Il est d’usage, en musique, de jouer sur la répétition, car c’est celle-là même qui permet de se souvenir d’un morceau, d’un artiste. La répétition est, parce qu’elle nous rend incapable de lâcher prise, un fantastique monstre qui se prélasse dans notre mémoire . Si elle est volontiers compréhensible en musique, elle n’est rien d’autre qu’un cruel affront en politique. Je dis politique, mais je pense Monsieur Nicolas Sarkozy ; l’affront, c’est lui.

Il n’y a pas pire outrage que d’oser, pour un homme politique, prétendre qu’il est nécessaire, prétendre que sans lui rien n’est, que sans lui rien ne peut être. Personne n’a cette prétention, et se revendiquer d’une tradition bien française de sauveteurs en série, choisir de se positionner comme un De Gaulle, un Napoléon post-moderne et providentiel n’est rien d’autre qu’anachronique. Soyons clairs : le seul message à comprendre d’un échec électoral après cinq ans de pouvoir despotique et autocrate, c’est le refus. Nous avons refusé de poursuivre, et Monsieur Sarkozy, telle une petite amie romanesque au coeur brisé, incapable d’accepter le rejet, ne souhaite pas nous entendre.

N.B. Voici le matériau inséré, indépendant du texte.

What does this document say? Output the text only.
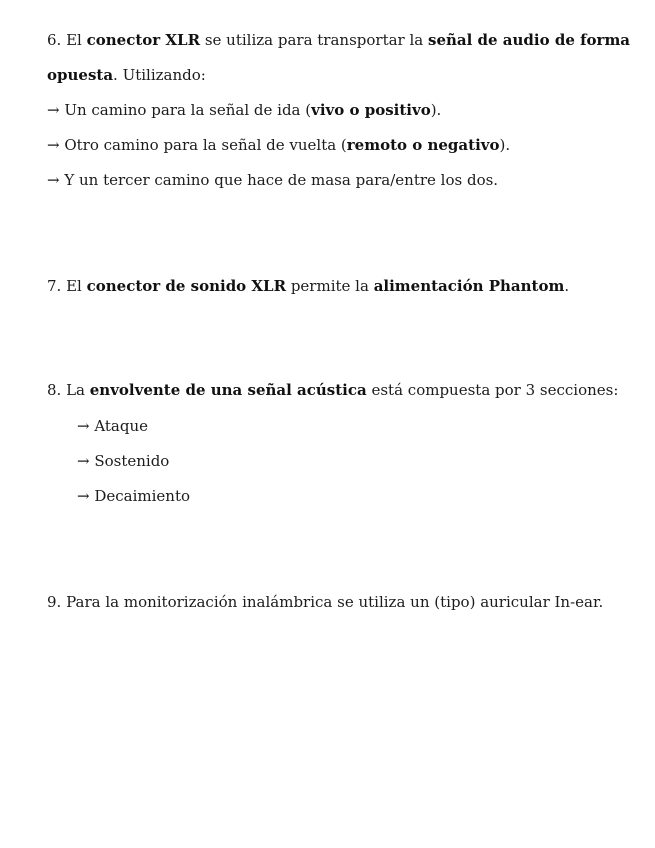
6. El conector XLR se utiliza para transportar la señal de audio de forma
opuesta. Utilizando:
→ Un camino para la señal de ida (vivo o positivo).
→ Otro camino para la señal de vuelta (remoto o negativo).
→ Y un tercer camino que hace de masa para/entre los dos.
7. El conector de sonido XLR permite la alimentación Phantom.
8. La envolvente de una señal acústica está compuesta por 3 secciones:
→ Ataque
→ Sostenido
→ Decaimiento
9. Para la monitorización inalámbrica se utiliza un (tipo) auricular In-ear.
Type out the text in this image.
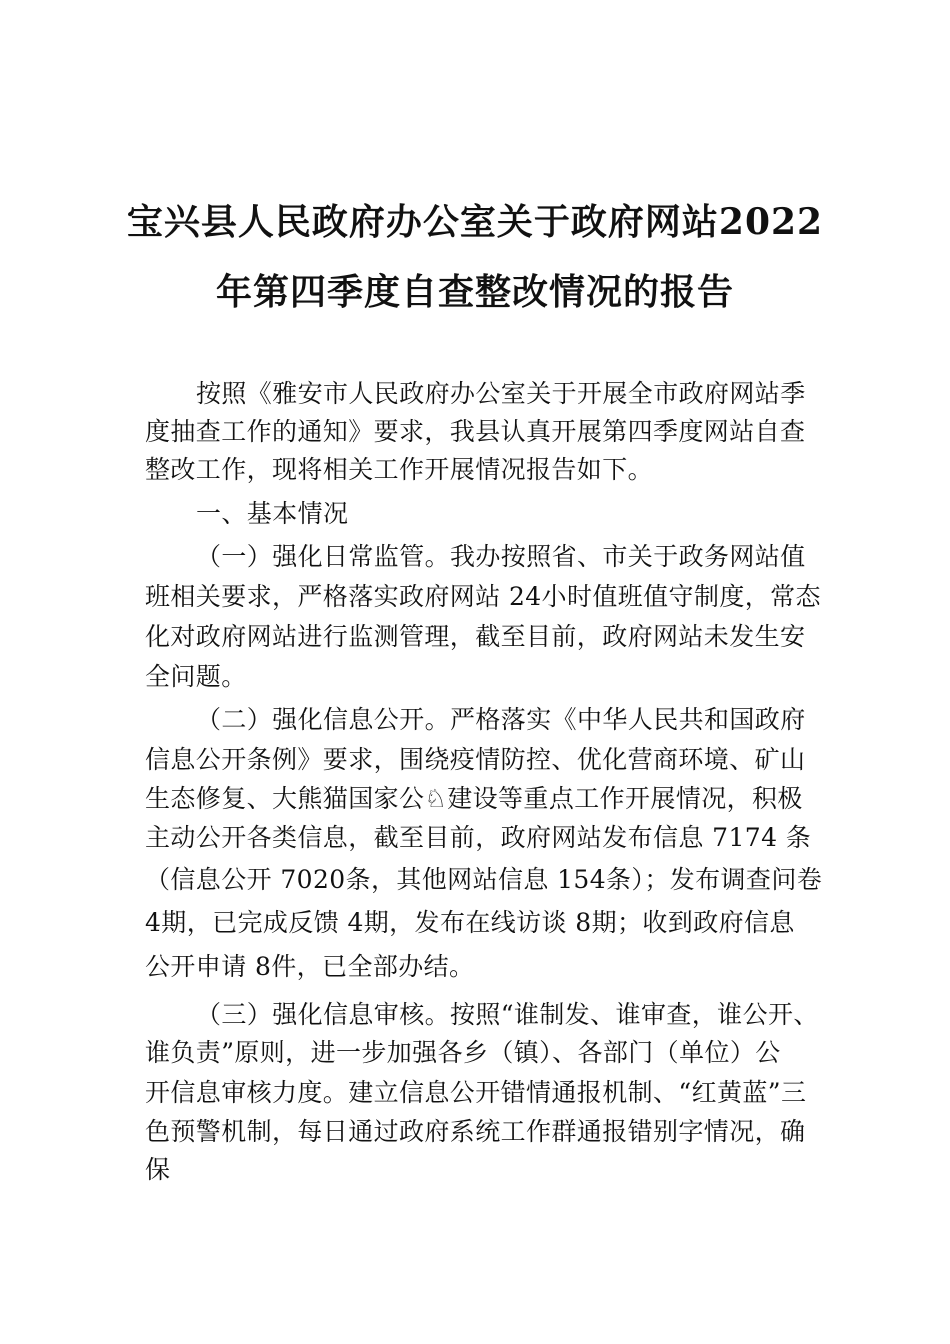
宝兴县人民政府办公室关于政府网站2022
年第四季度自查整改情况的报告
按照《雅安市人民政府办公室关于开展全市政府网站季
度抽查工作的通知》要求，我县认真开展第四季度网站自查
整改工作，现将相关工作开展情况报告如下。
一、基本情况
（一）强化日常监管。我办按照省、市关于政务网站值
班相关要求，严格落实政府网站 24小时值班值守制度，常态
化对政府网站进行监测管理，截至目前，政府网站未发生安
全问题。
（二）强化信息公开。严格落实《中华人民共和国政府
信息公开条例》要求，围绕疫情防控、优化营商环境、矿山
生态修复、大熊猫国家公♘建设等重点工作开展情况，积极
主动公开各类信息，截至目前，政府网站发布信息 7174 条
（信息公开 7020条，其他网站信息 154条）；发布调查问卷
4期，已完成反馈 4期，发布在线访谈 8期；收到政府信息
公开申请 8件，已全部办结。
（三）强化信息审核。按照“谁制发、谁审查，谁公开、
谁负责”原则，进一步加强各乡（镇）、各部门（单位）公
开信息审核力度。建立信息公开错情通报机制、“红黄蓝”三
色预警机制，每日通过政府系统工作群通报错别字情况，确
保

Comment faudra t’il donc le dire? Je n’ai pas, pour ma part, l’arrogance de parler pour les autres, et je ne connais que trop bien les soudaines pertes de mémoire des citoyens français en matière de politique, et plus encore face à un tel séducteur. Il ne le fait pas pour lui, il le fait pour vous. Il ne voulait pas, mais puisque sans lui il n’est pas question d’avenir, il se sacrifie. Encore mieux, il ne reviendrait pas s’il avait quoi que ce soit à se reprocher. Je me permet quelques objections : Nicolas Sarkozy n’a qu’un seul et unique intérêt, le sien ; Nicolas Sarkozy a, à lui seul et en très peu de temps, largement contribué à noircir l’avenir de notre pays ; Nicolas Sarkozy n’est absolument pas blanchi des affaires qui l’impliquent* ; enfin et surtout, Nicolas Sarkozy ne revient pas, il n’est simplement jamais parti.

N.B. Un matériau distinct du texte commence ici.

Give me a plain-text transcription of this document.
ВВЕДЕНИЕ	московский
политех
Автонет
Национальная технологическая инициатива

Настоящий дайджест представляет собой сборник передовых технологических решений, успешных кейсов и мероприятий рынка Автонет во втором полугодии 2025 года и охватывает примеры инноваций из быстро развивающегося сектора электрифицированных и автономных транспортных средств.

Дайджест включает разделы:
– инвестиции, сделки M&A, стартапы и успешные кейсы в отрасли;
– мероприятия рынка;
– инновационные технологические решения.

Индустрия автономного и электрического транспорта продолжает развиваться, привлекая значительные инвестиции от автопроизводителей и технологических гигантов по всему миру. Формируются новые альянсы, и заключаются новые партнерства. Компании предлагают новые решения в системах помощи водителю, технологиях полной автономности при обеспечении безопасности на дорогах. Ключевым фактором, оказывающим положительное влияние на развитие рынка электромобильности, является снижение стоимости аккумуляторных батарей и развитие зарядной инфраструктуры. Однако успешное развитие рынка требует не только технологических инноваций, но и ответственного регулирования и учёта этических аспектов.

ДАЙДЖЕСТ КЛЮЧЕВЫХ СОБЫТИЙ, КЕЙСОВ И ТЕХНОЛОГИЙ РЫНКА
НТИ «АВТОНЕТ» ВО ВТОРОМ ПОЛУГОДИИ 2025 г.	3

Il ne s’agit plus là de considérations partisanes, si bien que, si j’étais de droite, j’appréhenderais ces quarante minutes d’une intervention narcissique et nauséabonde aussi mal, voire plus plus mal encore qu’un socialiste. Comment peut-on encore accepter qu’un seul homme nous prenne ouvertement pour de profonds imbéciles? Comment ce pseudo-retour peut-il encore être perçu par les médias, par les rédactions de tout le pays, comme un évènement? Les candidats de Secret Story parlent « d’aventure », nous parlons « d’événement » : il semblerait bien que tout soit biaisé, que nous ne soyons plus capable de réfléchir simplement, quand pourtant un demi-con comprendrait plus vite l’affaire. Nous, citoyens français, ne pouvons pas l’accepter, nous ne pouvons et ne devons pas attendre un messi comme de purs abrutis, car cela ne voudrait rien dire d’autre que « sans espoirs, sans idées, sans jugement, nous nous en remettons à vous, Monsieur ».

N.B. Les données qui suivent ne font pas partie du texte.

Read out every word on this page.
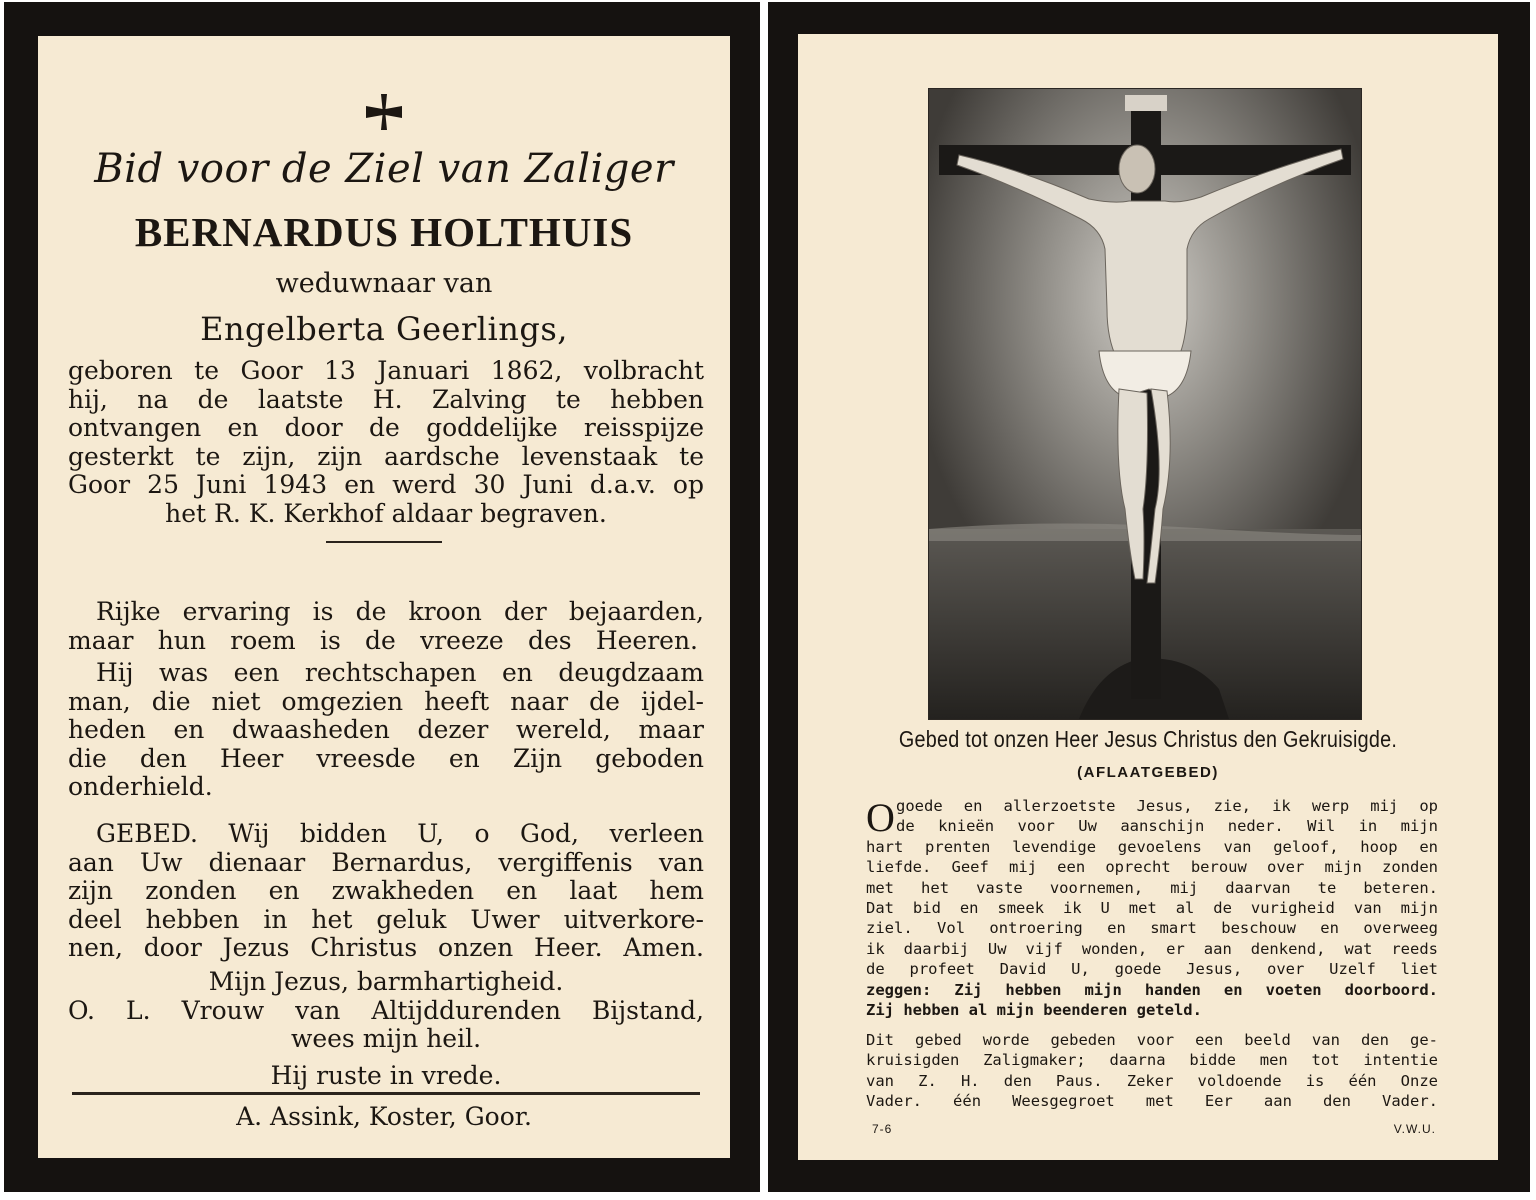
Bid voor de Ziel van Zaliger
BERNARDUS HOLTHUIS
weduwnaar van
Engelberta Geerlings,
geboren te Goor 13 Januari 1862, volbracht
hij, na de laatste H. Zalving te hebben
ontvangen en door de goddelijke reisspijze
gesterkt te zijn, zijn aardsche levenstaak te
Goor 25 Juni 1943 en werd 30 Juni d.a.v. op
het R. K. Kerkhof aldaar begraven.
Rijke ervaring is de kroon der bejaarden,
maar hun roem is de vreeze des Heeren.
Hij was een rechtschapen en deugdzaam
man, die niet omgezien heeft naar de ijdel-
heden en dwaasheden dezer wereld, maar
die den Heer vreesde en Zijn geboden
onderhield.
GEBED. Wij bidden U, o God, verleen
aan Uw dienaar Bernardus, vergiffenis van
zijn zonden en zwakheden en laat hem
deel hebben in het geluk Uwer uitverkore-
nen, door Jezus Christus onzen Heer. Amen.
Mijn Jezus, barmhartigheid.
O. L. Vrouw van Altijddurenden Bijstand,
wees mijn heil.
Hij ruste in vrede.
A. Assink, Koster, Goor.
Gebed tot onzen Heer Jesus Christus den Gekruisigde.
(AFLAATGEBED)
O goede en allerzoetste Jesus, zie, ik werp mij op
de knieën voor Uw aanschijn neder. Wil in mijn
hart prenten levendige gevoelens van geloof, hoop en
liefde. Geef mij een oprecht berouw over mijn zonden
met het vaste voornemen, mij daarvan te beteren.
Dat bid en smeek ik U met al de vurigheid van mijn
ziel. Vol ontroering en smart beschouw en overweeg
ik daarbij Uw vijf wonden, er aan denkend, wat reeds
de profeet David U, goede Jesus, over Uzelf liet
zeggen: Zij hebben mijn handen en voeten doorboord.
Zij hebben al mijn beenderen geteld.
Dit gebed worde gebeden voor een beeld van den ge-
kruisigden Zaligmaker; daarna bidde men tot intentie
van Z. H. den Paus. Zeker voldoende is één Onze
Vader. één Weesgegroet met Eer aan den Vader.
7-6	V.W.U.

La France est une république, c’est à dire une « chose publique », et nous n’en sommes plus à l’époque des sauveurs et des guides : nous sommes éclairés. Un professionnel de la communication et de la manipulation des médias comme des masses n’est pas un monarque, il ne peut rien sans le peuple, sans les citoyens. Citoyens qu’il a d’ailleurs floués, méprisés, avilis, et même, sans aucun doute, détestés. Monsieur Nicolas Sarkozy ne vous aime pas, il s’aime lui. Songeons maintenant à toutes les choses que nous ne contrôlons pas ; adouber le roi pourtant déchu n’en est pas une.

*Ndlr : Nicolas Sarkozy n’a pas été « blanchi » dans l’affaire Bettencourt, il a simplement bénéficié d’un non-lieu dû au délais de prescription. Dans l’affaire Karachi, Nicolas Sarkozy n’est pas « lavé », le dossier venant juste d’être transmis à la Cour de justice de la République. Enfin, le cas de Bygmalion, comme celui des financements libyens, est encore en cours d’instruction. (Source : Mediapart)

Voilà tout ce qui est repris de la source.